From a cost-effectiveness standpoint, the contrast was more pronounced. The needle
cost per procedure for FNB was more than that of FNA (INR 27,400 vs. INR 22,200),
resulting in an additional expense for the FNB arm. This cost differential must be
carefully weighed, especially in public or resource-limited settings.
Although FNB remains valuable, especially for histologic subtyping or challenging-to-diagnose
lesions, our results show that EUS-FNA offers nearly comparable diagnostic performance
at a lower cost. These findings are especially important for countries with limited
access to advanced cytopathology support or funding for repeat procedures.

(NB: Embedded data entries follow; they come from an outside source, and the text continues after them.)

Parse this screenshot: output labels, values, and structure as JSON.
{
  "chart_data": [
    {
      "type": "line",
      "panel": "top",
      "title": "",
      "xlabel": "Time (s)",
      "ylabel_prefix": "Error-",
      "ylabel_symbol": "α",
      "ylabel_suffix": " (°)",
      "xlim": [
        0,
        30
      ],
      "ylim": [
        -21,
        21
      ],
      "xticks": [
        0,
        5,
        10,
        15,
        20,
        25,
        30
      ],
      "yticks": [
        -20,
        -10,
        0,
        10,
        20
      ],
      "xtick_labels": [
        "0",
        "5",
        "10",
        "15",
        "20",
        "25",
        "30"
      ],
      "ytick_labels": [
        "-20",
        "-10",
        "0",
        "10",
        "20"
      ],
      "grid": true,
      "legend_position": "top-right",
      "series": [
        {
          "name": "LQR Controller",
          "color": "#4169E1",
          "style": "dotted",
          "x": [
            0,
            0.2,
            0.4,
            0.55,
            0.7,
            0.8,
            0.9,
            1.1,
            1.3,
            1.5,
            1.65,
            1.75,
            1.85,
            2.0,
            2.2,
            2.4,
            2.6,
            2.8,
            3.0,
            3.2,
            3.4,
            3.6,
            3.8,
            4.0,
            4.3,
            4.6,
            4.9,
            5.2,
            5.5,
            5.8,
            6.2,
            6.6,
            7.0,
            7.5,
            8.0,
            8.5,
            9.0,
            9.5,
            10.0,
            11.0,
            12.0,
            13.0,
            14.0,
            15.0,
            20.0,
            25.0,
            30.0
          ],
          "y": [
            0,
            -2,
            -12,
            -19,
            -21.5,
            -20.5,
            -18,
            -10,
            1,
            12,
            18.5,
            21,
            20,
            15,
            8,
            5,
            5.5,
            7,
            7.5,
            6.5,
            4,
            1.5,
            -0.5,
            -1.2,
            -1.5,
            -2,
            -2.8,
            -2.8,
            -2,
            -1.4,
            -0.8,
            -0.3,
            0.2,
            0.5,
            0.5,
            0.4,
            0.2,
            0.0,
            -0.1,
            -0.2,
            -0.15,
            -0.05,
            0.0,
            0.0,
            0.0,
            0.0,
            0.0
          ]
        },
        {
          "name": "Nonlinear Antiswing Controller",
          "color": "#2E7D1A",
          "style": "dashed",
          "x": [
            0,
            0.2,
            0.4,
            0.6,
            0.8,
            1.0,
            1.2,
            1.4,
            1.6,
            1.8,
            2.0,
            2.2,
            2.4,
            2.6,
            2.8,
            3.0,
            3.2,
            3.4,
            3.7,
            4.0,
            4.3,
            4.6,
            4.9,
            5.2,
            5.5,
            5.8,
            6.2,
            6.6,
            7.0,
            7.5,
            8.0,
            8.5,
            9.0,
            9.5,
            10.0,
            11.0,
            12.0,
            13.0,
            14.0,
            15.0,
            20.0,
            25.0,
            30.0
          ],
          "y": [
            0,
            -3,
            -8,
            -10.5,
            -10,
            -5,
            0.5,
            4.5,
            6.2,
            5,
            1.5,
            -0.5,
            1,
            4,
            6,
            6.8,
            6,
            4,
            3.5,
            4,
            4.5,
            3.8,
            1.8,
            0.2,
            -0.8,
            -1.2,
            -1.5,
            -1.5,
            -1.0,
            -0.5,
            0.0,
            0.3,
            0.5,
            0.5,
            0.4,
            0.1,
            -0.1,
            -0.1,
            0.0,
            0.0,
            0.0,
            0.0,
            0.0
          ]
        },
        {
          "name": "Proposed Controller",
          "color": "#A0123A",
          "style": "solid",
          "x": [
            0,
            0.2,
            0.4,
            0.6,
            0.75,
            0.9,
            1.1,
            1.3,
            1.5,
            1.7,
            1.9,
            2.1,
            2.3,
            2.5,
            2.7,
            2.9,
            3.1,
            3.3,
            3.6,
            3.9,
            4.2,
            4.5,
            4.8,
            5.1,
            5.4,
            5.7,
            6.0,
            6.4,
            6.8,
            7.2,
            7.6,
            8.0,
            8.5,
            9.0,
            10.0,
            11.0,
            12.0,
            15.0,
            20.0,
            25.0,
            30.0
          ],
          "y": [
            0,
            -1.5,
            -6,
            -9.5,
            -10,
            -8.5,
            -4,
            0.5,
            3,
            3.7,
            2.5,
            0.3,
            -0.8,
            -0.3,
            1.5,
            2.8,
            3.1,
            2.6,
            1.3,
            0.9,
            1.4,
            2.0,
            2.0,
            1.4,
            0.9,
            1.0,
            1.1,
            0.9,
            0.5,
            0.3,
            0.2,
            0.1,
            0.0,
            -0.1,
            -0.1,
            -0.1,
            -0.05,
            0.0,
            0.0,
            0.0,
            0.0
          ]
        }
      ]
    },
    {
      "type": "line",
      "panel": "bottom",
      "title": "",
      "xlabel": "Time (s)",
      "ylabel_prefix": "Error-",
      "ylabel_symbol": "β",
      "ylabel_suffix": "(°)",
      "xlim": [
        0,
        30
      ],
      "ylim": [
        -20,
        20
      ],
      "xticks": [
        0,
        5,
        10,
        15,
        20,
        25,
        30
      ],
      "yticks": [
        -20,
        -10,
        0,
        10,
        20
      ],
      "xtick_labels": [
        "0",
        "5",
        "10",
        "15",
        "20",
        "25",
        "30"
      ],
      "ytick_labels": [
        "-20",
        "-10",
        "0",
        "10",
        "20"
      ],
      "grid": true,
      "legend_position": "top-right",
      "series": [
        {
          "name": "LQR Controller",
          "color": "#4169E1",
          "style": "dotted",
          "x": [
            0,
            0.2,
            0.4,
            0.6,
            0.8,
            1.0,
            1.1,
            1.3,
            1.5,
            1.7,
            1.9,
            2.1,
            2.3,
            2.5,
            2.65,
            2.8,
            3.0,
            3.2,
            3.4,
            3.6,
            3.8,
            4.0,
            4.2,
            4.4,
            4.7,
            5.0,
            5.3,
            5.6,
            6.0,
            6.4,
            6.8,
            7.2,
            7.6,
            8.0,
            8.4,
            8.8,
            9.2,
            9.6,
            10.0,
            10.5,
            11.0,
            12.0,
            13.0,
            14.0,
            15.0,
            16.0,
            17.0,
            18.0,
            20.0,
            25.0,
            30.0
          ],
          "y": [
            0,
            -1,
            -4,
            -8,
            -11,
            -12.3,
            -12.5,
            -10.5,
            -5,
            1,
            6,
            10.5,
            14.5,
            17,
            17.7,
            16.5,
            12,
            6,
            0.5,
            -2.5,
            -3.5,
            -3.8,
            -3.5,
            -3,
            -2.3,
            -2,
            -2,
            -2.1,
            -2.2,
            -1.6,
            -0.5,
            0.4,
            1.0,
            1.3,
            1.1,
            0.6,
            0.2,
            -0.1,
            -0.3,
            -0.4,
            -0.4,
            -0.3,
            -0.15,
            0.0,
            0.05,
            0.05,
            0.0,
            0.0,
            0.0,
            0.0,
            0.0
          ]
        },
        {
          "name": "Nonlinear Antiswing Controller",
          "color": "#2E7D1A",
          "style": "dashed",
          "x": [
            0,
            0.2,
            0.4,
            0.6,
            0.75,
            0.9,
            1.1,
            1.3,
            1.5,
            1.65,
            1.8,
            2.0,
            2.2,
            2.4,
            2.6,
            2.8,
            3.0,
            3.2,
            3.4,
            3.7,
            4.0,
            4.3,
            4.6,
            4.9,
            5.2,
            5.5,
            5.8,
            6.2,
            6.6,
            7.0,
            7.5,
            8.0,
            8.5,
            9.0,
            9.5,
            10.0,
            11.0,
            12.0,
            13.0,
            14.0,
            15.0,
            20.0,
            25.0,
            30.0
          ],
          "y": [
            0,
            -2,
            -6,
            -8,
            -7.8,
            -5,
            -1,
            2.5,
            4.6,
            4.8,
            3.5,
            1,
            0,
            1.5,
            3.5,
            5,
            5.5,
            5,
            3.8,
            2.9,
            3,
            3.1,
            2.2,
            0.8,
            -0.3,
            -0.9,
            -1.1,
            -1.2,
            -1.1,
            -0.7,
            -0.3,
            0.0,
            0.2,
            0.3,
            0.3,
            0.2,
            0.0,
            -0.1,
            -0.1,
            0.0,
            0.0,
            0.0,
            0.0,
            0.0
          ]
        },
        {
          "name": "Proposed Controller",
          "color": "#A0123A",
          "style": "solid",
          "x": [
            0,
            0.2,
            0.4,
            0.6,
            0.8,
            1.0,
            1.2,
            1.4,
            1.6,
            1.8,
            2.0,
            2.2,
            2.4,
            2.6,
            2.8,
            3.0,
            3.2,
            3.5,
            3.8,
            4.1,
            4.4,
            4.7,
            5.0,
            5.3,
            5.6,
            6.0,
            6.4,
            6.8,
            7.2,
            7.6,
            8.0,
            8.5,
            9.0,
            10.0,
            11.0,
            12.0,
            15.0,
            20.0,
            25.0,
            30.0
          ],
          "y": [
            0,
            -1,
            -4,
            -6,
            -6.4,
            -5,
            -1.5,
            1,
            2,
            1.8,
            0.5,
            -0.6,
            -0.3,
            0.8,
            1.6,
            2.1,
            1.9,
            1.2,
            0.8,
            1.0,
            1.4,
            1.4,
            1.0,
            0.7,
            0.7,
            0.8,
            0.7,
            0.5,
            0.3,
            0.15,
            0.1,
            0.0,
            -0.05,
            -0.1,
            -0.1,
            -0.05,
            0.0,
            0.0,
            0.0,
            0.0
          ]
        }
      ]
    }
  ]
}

The strengths of our study include its prospective, randomized design and focus on
real-world limitations, such as cost and lack of ROSE. Limitations include the pilot
sample size, single-center design, absence of ROSE, lack of pathologist blinding,
procedures performed by a single operator, and the exploratory nature of regression
analyses. Cost analysis was limited to direct provider costs and did not account for
downstream costs (e.g., repeat procedures). Findings should be validated in adequately
powered multicenter studies.
In conclusion, EUS-FNB offers a marginally better diagnostic yield but comes at a
higher cost, making EUS-FNA a cost-effective and reliable first-line option in resource-constrained
settings. Larger multicenter trials are warranted to establish clearer guidelines
for optimal needle selection and sampling strategies, with careful consideration of
cost–benefit balance in resource-limited settings.